The current wave of advances in Deep Learning (DL) has led to many exciting challenges and opportunities for Computer Science and Artificial Intelligence researchers alike. Modern DL frameworks like Caffe/Caffe2, TensorFlow, CNTK, Torch, and several others have emerged that offer ease of use and flexibility to describe, train, and deploy various types of Deep Neural Networks (DNN) including deep convolutional nets. In this tutorial, we will provide an overview of interesting trends in DL and how cutting-edge hardware architectures are playing a key role in moving the field forward. We will also present an overview of DL frameworks from an architectural as well as a performance standpoint. Most DL frameworks have utilized a single GPU to accelerate the performance of DNN training and inference. However, approaches to parallelizing the process of training are also being actively explored. The DL community has moved along MPI based parallel/distributed training as well. Thus, we will highlight new challenges for MPI runtimes to efficiently support DNN training. We highlight how we have designed efficient communication primitives in MVAPICH2 to support scalable DNN training. Finally, we will discuss how co-design of the OSU-Caffe framework and MVAPICH2 runtime enables scale-out of DNN training to 160 GPUs.

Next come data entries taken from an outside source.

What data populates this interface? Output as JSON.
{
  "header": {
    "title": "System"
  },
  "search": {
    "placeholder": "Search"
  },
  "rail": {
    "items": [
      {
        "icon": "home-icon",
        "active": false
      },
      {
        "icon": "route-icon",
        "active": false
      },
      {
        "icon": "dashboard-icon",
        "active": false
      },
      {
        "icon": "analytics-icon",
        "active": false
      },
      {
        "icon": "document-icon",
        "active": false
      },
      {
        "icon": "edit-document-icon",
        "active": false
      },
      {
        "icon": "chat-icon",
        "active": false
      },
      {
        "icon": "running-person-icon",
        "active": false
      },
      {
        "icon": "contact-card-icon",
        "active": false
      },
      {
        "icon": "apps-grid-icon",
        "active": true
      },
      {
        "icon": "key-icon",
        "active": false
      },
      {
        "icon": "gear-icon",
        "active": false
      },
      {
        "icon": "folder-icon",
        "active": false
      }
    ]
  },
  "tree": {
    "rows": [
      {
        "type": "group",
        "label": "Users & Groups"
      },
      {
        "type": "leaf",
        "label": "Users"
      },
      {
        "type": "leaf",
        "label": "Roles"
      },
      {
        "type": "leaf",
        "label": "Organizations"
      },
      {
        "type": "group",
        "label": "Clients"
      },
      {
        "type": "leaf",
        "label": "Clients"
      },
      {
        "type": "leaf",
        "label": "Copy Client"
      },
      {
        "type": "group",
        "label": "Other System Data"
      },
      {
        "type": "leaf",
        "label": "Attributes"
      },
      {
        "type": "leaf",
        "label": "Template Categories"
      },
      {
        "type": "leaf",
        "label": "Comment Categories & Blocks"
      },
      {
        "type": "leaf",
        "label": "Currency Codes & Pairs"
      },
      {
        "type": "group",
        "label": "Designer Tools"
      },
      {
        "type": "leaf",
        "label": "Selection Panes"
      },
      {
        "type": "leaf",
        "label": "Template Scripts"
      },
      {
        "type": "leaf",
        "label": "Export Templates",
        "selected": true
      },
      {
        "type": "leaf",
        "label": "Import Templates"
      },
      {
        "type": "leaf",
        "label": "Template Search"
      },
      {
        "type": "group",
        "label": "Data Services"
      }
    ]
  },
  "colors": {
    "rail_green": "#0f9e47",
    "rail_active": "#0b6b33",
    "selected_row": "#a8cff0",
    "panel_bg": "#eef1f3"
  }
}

Recent advancements in Artificial Intelligence (AI) have been fueled by the resurgence of Deep Neural Networks (DNNs) and various Deep Learning (DL) frameworks like Caffe, Facebook Caffe2, Google TensorFlow, and Microsoft Cognitive Toolkit (CNTK). DNNs have found widespread applications in classical areas like Image Recognition, Speech Processing, Textual Analysis, as well as areas like Cancer Detection, Medical Imaging, and even Autonomous Vehicle systems. Two driving elements can be attributed to the momentum that DL has gained recently; first is the public availability of various data sets like ImageNet, CIFAR, etc., and second is the widespread adoption of data-parallel hardware like GPUs and accelerators to perform DNN training. The raw number crunching capabilities of GPUs have significantly improve DNN training. Today, the community is designing better, bigger, and deeper networks for improving the accuracy through models like AlexNet, GoogLeNet, Inception v3, and VGG. The models differ in the architecture (number and type of layers) but share the common requirement of faster computation and communication capabilities of the underlying systems. Based on these trends, this tutorial is proposed with the following objectives:
- Help newcomers to the field of distributed Deep Learning (DL) on modern high-performance computing clusters to understand various design choices and implementations of several popular DL frameworks.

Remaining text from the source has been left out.